While the order doesn’t specifically name any companies, it largely targeted at Huawei, with the US government believing that companies like Huawei could be forced by the Chinese government to install spyware and backdoors on equipment meant for the US market. With that now in effect, it looks like US companies have been banned from dealing with Huawei. Those companies include Google, who by virtue of its Android operating system, form the software backbone of Huawei’s mobile devices.
While current devices are safe, future Huawei mobiles won’t be allowed to use Android in any guise other than the Android Open Source Project. Google will not be allowed to aid Huawei in development of its phones, and those phones will not be allowed to carry official Google apps like Gmail, the Play Store and more.

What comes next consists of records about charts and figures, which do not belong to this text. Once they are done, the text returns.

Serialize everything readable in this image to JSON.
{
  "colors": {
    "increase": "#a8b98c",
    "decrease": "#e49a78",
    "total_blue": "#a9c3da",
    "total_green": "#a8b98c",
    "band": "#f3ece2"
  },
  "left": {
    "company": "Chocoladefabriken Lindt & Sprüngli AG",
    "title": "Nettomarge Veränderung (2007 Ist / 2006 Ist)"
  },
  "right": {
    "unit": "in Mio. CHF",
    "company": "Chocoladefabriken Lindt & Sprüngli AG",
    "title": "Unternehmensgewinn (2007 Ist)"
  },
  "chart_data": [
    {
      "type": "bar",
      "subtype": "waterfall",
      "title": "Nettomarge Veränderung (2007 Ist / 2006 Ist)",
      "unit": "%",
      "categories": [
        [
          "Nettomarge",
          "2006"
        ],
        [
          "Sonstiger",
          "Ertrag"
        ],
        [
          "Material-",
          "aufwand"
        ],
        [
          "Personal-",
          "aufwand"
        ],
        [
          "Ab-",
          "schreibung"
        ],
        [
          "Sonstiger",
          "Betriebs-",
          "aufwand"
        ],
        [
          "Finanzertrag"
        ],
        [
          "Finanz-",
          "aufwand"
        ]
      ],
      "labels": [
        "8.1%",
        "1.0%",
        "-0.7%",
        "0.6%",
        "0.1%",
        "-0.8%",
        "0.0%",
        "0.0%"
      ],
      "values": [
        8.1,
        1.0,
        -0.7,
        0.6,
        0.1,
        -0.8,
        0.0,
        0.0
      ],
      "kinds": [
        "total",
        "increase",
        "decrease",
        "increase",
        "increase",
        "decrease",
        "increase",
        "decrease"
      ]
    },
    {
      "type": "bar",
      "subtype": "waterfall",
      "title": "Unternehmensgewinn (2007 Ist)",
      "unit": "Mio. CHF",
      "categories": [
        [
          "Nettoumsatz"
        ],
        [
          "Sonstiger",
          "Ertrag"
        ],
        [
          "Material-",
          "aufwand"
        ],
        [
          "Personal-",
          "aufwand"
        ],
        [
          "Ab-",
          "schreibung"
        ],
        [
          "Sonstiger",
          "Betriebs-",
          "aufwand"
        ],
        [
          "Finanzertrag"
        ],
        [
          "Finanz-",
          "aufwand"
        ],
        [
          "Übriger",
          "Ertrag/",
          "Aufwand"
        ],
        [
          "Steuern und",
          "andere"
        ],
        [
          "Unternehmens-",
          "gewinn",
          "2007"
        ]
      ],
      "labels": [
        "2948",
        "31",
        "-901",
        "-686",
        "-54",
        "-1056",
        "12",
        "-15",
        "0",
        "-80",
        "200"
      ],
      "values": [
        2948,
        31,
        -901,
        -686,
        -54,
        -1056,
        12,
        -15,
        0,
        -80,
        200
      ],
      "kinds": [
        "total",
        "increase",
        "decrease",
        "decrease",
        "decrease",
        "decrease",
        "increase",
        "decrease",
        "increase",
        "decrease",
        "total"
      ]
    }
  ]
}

“Huawei Technologies Co Ltd will immediately lose access to updates to the Android operating system, and the next version of its smartphones outside of China will also lose access to popular applications and services including the Google Play Store and Gmail app,” says Reuters.
Google has also released a statement, saying it will comply with US laws.
It seems that chip suppliers like Intel and Qualcomm will also be barred from doing business with Huawei. While this is all likely because of the trade war, it’s likely to hurt US companies more than anticipated. Huawei is currently the second-largest mobile phone manufacturer on the planet, having displaced the US-based Apple. With their future phones not likely to use Qualcomm chips or Google’s Android beyond the AOSP, it’s likely that Huawei will R&D their own chips to fill that void and their own fork of Android. It’s worth noting that Huawei already uses its own Kirin chips to power their devices, but there are all sorts of other little SoCs and chips that phones use.
Existing Huawei phone users needn’t worry, as they’ll still receive updates and continue to use the apps and services available to them. It might not be prudent to buy Huawei devices in the future though.
Last Updated: May 20, 2019
May 20, 2019 at 08:53
Even though they use their subsidiary HiSilicon’s chips they need to license 3G/4G/5G.modem technology from Qualcomm; although they might just go ahead and stop paying license fees since the ban effectively gives them an out in all non-US markets since they can effectively argue along the lines of monopoly laws they are unfairly shut out of the market.
Other issue is their partnership with Leica, although German their biggest shareholders are US equity firms.
Biggest looser however will be US IoT device companies, especially small upstarts as HiSilicon SoC is a favourite when it comes to low cost IoT devices due to the low price.